A: London, England, United Kingdom
In November 1826 Henry Brougham and a large Committee of fellow educational reformers, many of them Whig or radical MPs and lawyers, founded the Society for the Diffusion of Useful Knowledge (SDUK) in order to educate the widest range of readers. The purpose of the SDUK was to exploit the new high speed printing technology, and the anticipated growth of railroads, to publish cheap, informative works, and distribute them widely and rapidly. The founders agreed that the Society's publications would avoid party politics and religion in order to avoid controversy and appeal to the widest audiences. Though the SDUK hoped to bring education to the lowest classes of society, and the growing middle class, they found that the primary market for their teaching and publications was the English middle class.
1827 Brougham launched the SDUK's Library of Useful Knowledge with an introductory treatise promoting science: A Discourse of the Objects, Advantages, and Pleasures of Science, published in 1827 and reaching a sale of 42,000 by 1833. The pamphlet offered a brief survey of mathematics, natural philosophy, the solar system, electricity, and the workings of the steam engine. It was followed by a statement of the aims of the SDUK and its initial publishing program. The Society defined itself as follows:
"The object of the Society is strictly limited to what its title imports, namely, the imparting of useful information to all classes of the community, particularly to such as are unable to available themselves of experience teachers, or may prefer learning by themselves.
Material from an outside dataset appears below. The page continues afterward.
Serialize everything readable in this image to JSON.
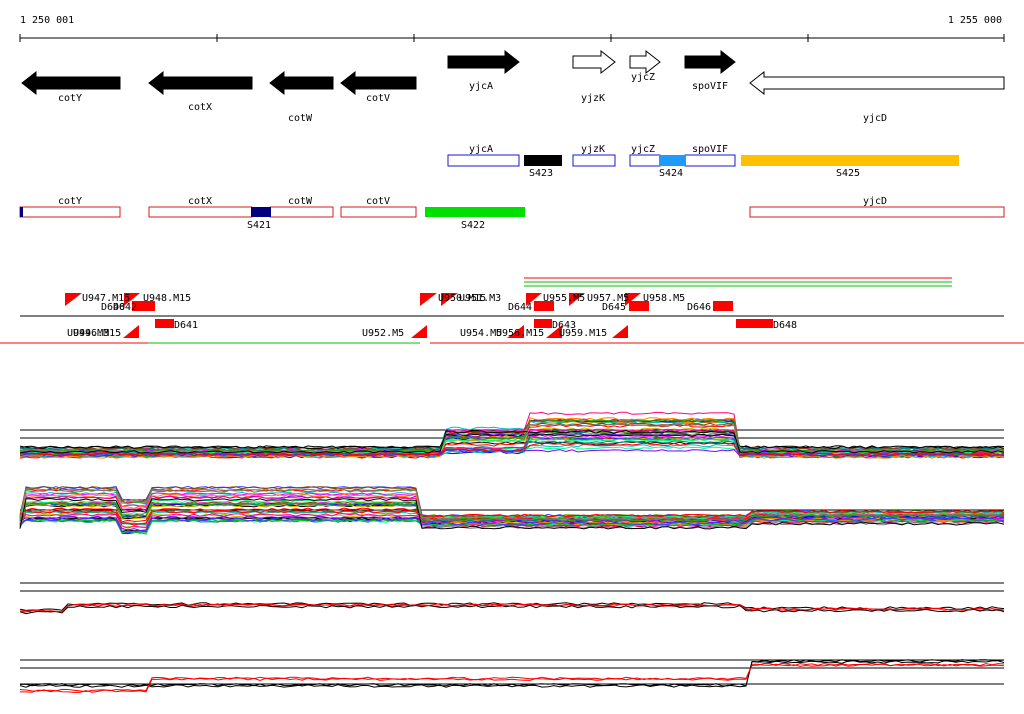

"The plan proposed for the attainment of this object, is the periodical publication of Treatises, under the direction and with the sanction of a superintending Committee.
"As numerous Societies already exist for the dissemination of Religious Instruction, and as it is the object of this Society to aid the progress of those branches of general knowledge which can be diffused among all classes of the community, no Treatise published with the sanction of the Committee shall contain any matter of Controversial Divinity, or interfere with the principles of revealed Religion."